Je me trompe peut-être. Qui aurait invité cet homme marié à ce bal ? En vain J’ai scruté l’assistance, pas d’Olivia. Il n’a fait danser aucune autre femme que la mienne. Étrange
– Jean, stop, s’il te plaît. Comment peux-tu imaginer une machination aussi déshonorante ? Ce dont tu m’accuses est indigne. Faut-il que je t’aie blessé, inconsciemment. Que je suis malheureuse. Pardon de n’avoir pas su que tu souffrais de ma négligence involontaire. Cela ne se produira plus. Laisse-moi prendre le volant, tu n’es pas en état de conduire.
– Oui, mais pas trop vite. Tu manques déjà à quelqu’un. Vois qui accourt…
François avance à grands pas, brandit un sac.
– Tu pars déjà ? Tu as oublié ton sac à main.
– Mon mari n’est pas bien.

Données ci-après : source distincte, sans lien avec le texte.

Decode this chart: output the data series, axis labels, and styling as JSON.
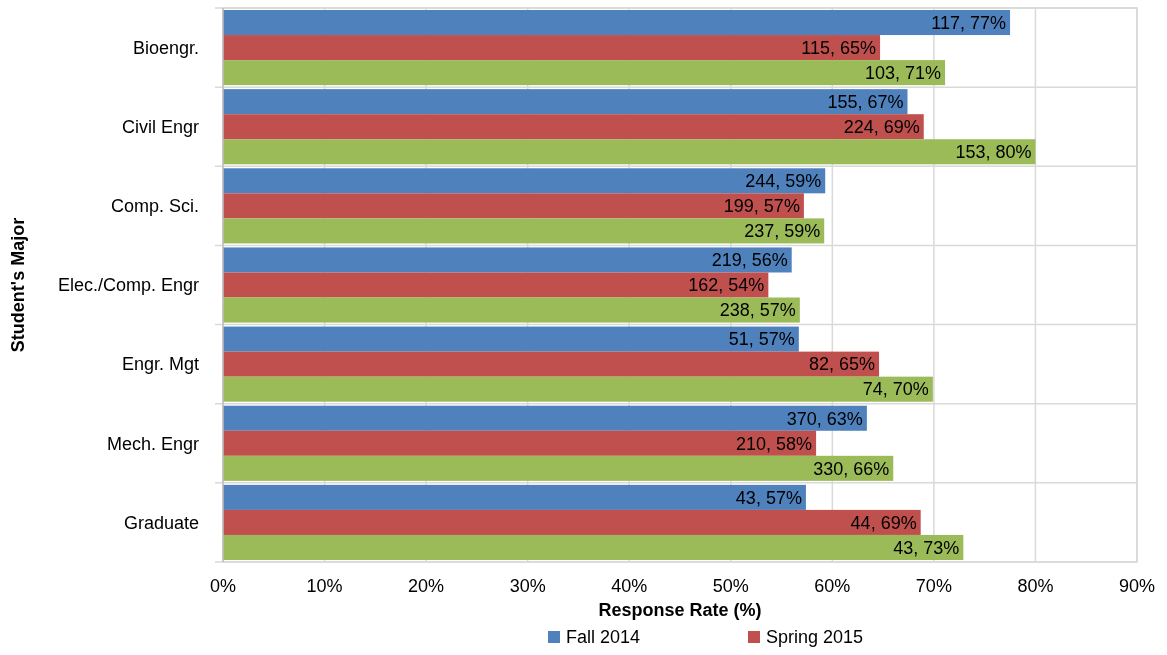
{
  "chart_data": {
    "type": "bar",
    "orientation": "horizontal",
    "xlabel": "Response Rate (%)",
    "ylabel": "Student's Major",
    "categories": [
      "Bioengr.",
      "Civil Engr",
      "Comp. Sci.",
      "Elec./Comp. Engr",
      "Engr. Mgt",
      "Mech. Engr",
      "Graduate"
    ],
    "series": [
      {
        "name": "Fall 2014",
        "color": "#4f81bd",
        "values": [
          77.5,
          67.4,
          59.3,
          56.0,
          56.7,
          63.4,
          57.4
        ],
        "value_labels": [
          "117, 77%",
          "155, 67%",
          "244, 59%",
          "219, 56%",
          "51, 57%",
          "370, 63%",
          "43, 57%"
        ]
      },
      {
        "name": "Spring 2015",
        "color": "#c0504d",
        "values": [
          64.7,
          69.0,
          57.2,
          53.7,
          64.6,
          58.4,
          68.7
        ],
        "value_labels": [
          "115, 65%",
          "224, 69%",
          "199, 57%",
          "162, 54%",
          "82, 65%",
          "210, 58%",
          "44, 69%"
        ]
      },
      {
        "color": "#9bbb59",
        "values": [
          71.1,
          80.0,
          59.2,
          56.8,
          69.9,
          66.0,
          72.9
        ],
        "value_labels": [
          "103, 71%",
          "153, 80%",
          "237, 59%",
          "238, 57%",
          "74, 70%",
          "330, 66%",
          "43, 73%"
        ]
      }
    ],
    "xlim": [
      0,
      90
    ],
    "xticks": [
      {
        "value": 0,
        "label": "0%"
      },
      {
        "value": 10,
        "label": "10%"
      },
      {
        "value": 20,
        "label": "20%"
      },
      {
        "value": 30,
        "label": "30%"
      },
      {
        "value": 40,
        "label": "40%"
      },
      {
        "value": 50,
        "label": "50%"
      },
      {
        "value": 60,
        "label": "60%"
      },
      {
        "value": 70,
        "label": "70%"
      },
      {
        "value": 80,
        "label": "80%"
      },
      {
        "value": 90,
        "label": "90%"
      }
    ],
    "grid": "x",
    "legend": "bottom"
  }
}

Merci d’avoir pensé à m’apporter mon sac.
Pourquoi faut-il qu’elle s’excuse de le quitter si vite ?
Le bon samaritain me salue, m’examine, me toise, sourire en coin. Il triomphe devant le mari pris de malaise grâce à lui. Il a accaparé l’épouse, m’a mis sur des charbons ardents, a semé le doute. Il a sorti le grand jeu, me regarde avec une compassion feinte et plante sa dernière banderille, se penche et dépose ostensiblement sur les joues de Claire des baisers pleins d’affection avant de nous souhaiter une bonne route. La gêne de Claire devant cet excès de familiarité en présence de l’époux est visible. L’impudent m’humilie subtilement en affirmant son influence retrouvée.

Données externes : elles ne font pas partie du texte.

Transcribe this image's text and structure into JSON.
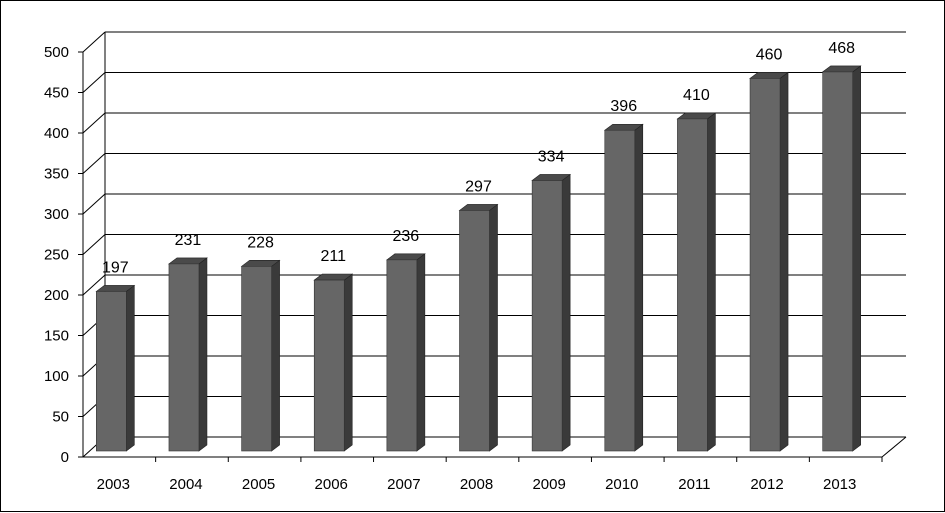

Il a marqué sa proie ; elle ne lui échappera plus. Il fait acte de propriétaire ou presque, le fait savoir au perdant, le suggère fièrement à sa conquête en cours ; En cours ou conclue depuis un certain temps ; si elle reste à conclure, ce n’est que partie remise. C’est lui qui a livré le sac que le mari aurait dû emporter. C’est lui qui emporte la récompense. Ces effusions refusées plus tôt, lors des danses, encore réservées aux joues, sont accordées sans protestation sous les yeux du vaincu. Il tient à assister à notre départ et ose envoyer un bisou de la main, promesse appuyée de récidive prochaine.

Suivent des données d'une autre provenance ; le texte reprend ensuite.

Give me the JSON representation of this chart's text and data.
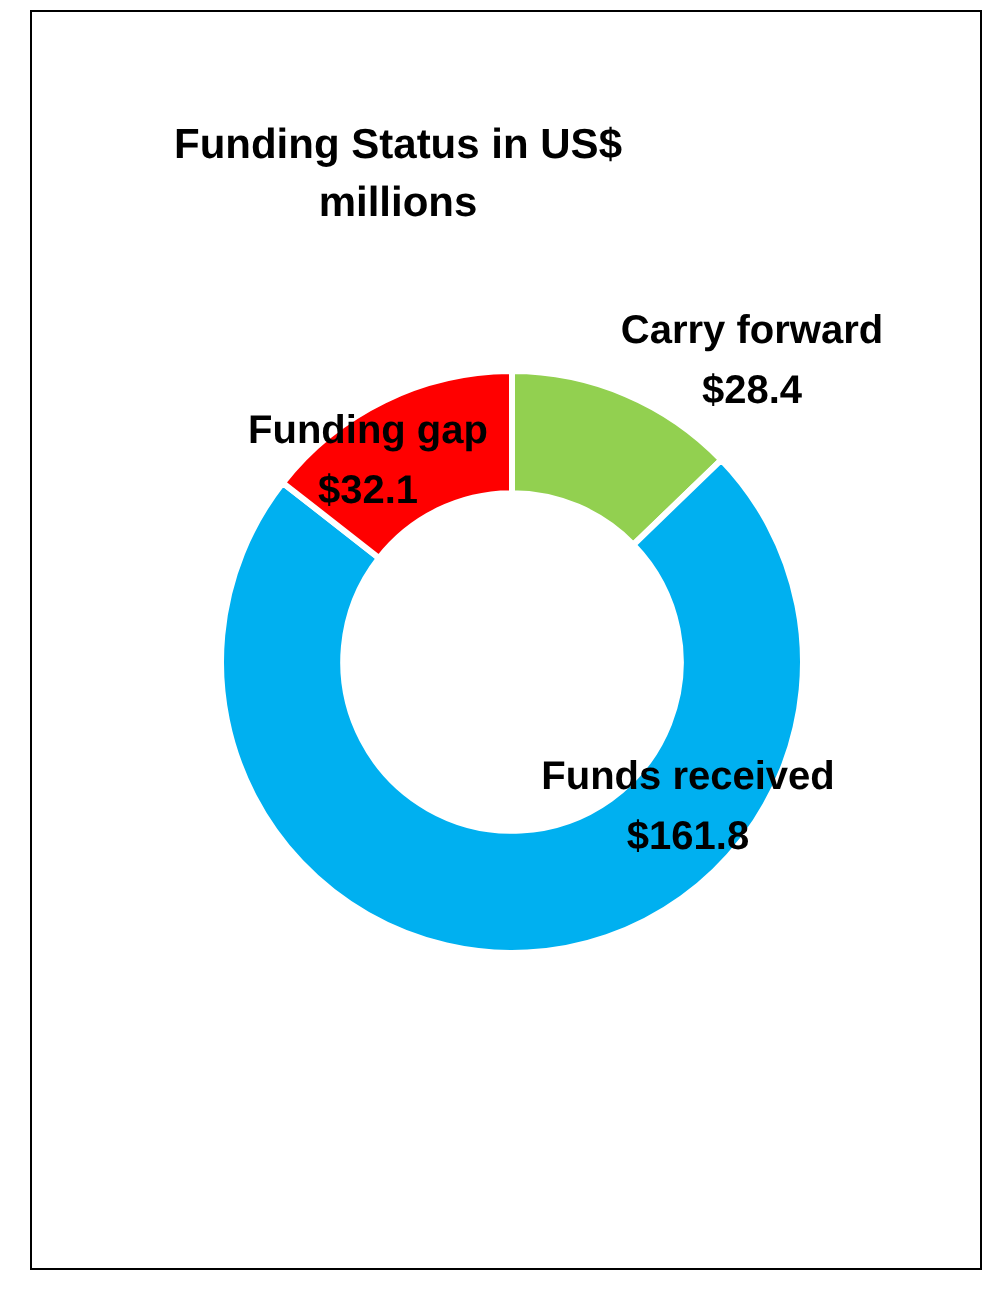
{
  "chart_data": {
    "type": "donut",
    "title": "Funding Status in US$ millions",
    "categories": [
      "Carry forward",
      "Funds received",
      "Funding gap"
    ],
    "values": [
      28.4,
      161.8,
      32.1
    ],
    "colors": [
      "#92d050",
      "#00b0f0",
      "#ff0000"
    ],
    "value_labels": [
      "$28.4",
      "$161.8",
      "$32.1"
    ],
    "legend": false
  }
}
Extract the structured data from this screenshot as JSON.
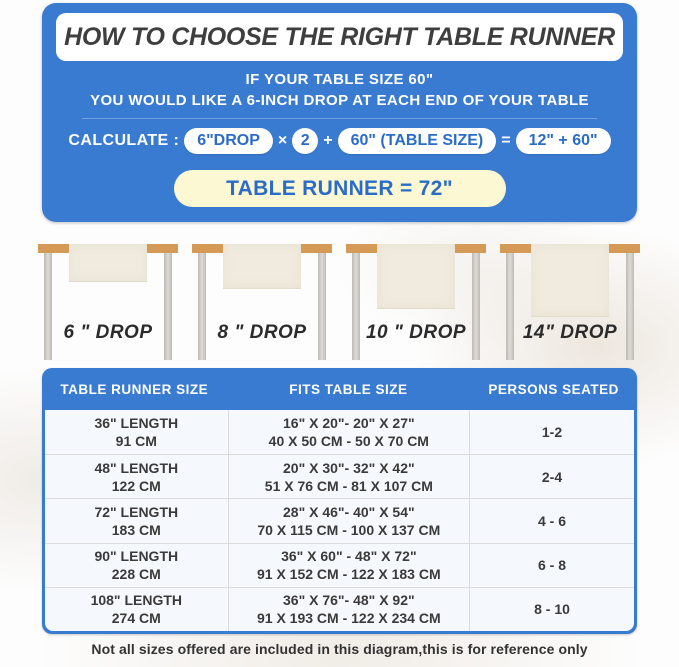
{
  "header": {
    "title": "HOW TO CHOOSE THE RIGHT TABLE RUNNER",
    "line1": "IF YOUR TABLE SIZE 60\"",
    "line2": "YOU WOULD LIKE A 6-INCH DROP AT EACH END OF YOUR TABLE"
  },
  "calculate": {
    "label": "CALCULATE :",
    "drop_pill": "6\"DROP",
    "times": "×",
    "multiplier": "2",
    "plus": "+",
    "table_size_pill": "60\" (TABLE SIZE)",
    "equals": "=",
    "sum_pill": "12\" + 60\"",
    "result": "TABLE RUNNER = 72\""
  },
  "diagram": {
    "tables": [
      {
        "label": "6 \" DROP",
        "drop_inches": 6
      },
      {
        "label": "8 \" DROP",
        "drop_inches": 8
      },
      {
        "label": "10 \" DROP",
        "drop_inches": 10
      },
      {
        "label": "14\" DROP",
        "drop_inches": 14
      }
    ]
  },
  "size_table": {
    "headers": [
      "TABLE RUNNER SIZE",
      "FITS TABLE SIZE",
      "PERSONS SEATED"
    ],
    "rows": [
      {
        "size1": "36\" LENGTH",
        "size2": "91 CM",
        "fits1": "16\" X 20\"- 20\" X 27\"",
        "fits2": "40 X 50 CM - 50 X 70 CM",
        "persons": "1-2"
      },
      {
        "size1": "48\" LENGTH",
        "size2": "122 CM",
        "fits1": "20\" X 30\"- 32\" X 42\"",
        "fits2": "51 X 76 CM - 81 X 107 CM",
        "persons": "2-4"
      },
      {
        "size1": "72\" LENGTH",
        "size2": "183 CM",
        "fits1": "28\" X 46\"- 40\" X 54\"",
        "fits2": "70 X 115 CM - 100 X 137 CM",
        "persons": "4 - 6"
      },
      {
        "size1": "90\" LENGTH",
        "size2": "228 CM",
        "fits1": "36\" X 60\" - 48\" X 72\"",
        "fits2": "91 X 152 CM - 122 X 183 CM",
        "persons": "6 - 8"
      },
      {
        "size1": "108\" LENGTH",
        "size2": "274 CM",
        "fits1": "36\" X 76\"- 48\" X 92\"",
        "fits2": "91 X 193 CM - 122 X 234 CM",
        "persons": "8 - 10"
      }
    ]
  },
  "footer_note": "Not all sizes offered are included in this diagram,this is for reference only",
  "colors": {
    "panel_blue": "#3A7BD2",
    "pill_text_blue": "#2B6CC8",
    "result_cream": "#FBF8D3",
    "tabletop_wood": "#D59A55",
    "runner_cream": "#F0EBDE",
    "leg_gray": "#C9C5C0",
    "title_text": "#3E3E3E"
  }
}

Le silence de Claire est pesant pendant le parcourt rapide de village à village. Quant à moi, en silence, je ressasse à l’infini : je voudrais bien savoir ce que ce citadin faisait à la campagne un samedi soir et qui l’avait invité au bal ? Olivia la fière épouse aurait-elle patienté mieux que moi ? Son mari se distrait seul, jouit d’une pleine liberté, lui. Je me tais, pas de question, pas de revendication. Suis-je un tyran, un mari jaloux qui tient sa femme en laisse ? J’ignorais ce sentiment jusqu’à aujourd’hui. A l’avenir j’ouvrirai l’œil, Je rumine le sinistre pressentiment d’avant mariage : « Trop belle pour toi, on te la volera »
Au lit Claire se fait chatte. François l’a chauffée, François a soufflé sur la passion, François a mis le feu au corps. François est frustré, Claire brûle. Claire m’embrasse, me caresse amoureusement, secoue ma verge, masturbe ma queue, m’enjambe, se plante sur mon pieu, m’enfourne dans son vagin trempé. Elle a peu parlé, n’a pas cherché à me persuader de son innocence, n’a plus tenté de supplier pour obtenir un pardon. Elle a l’expérience d’une épouse attentive, elle attaque mon point faible. Elle finit par me communiquer son envie de faire l’amour. Notre lointaine nuit de noce de vierges timides mais curieux si merveilleuse dans mes souvenirs, comparée à la présente nuit de réconciliation paraît fade. Merci François.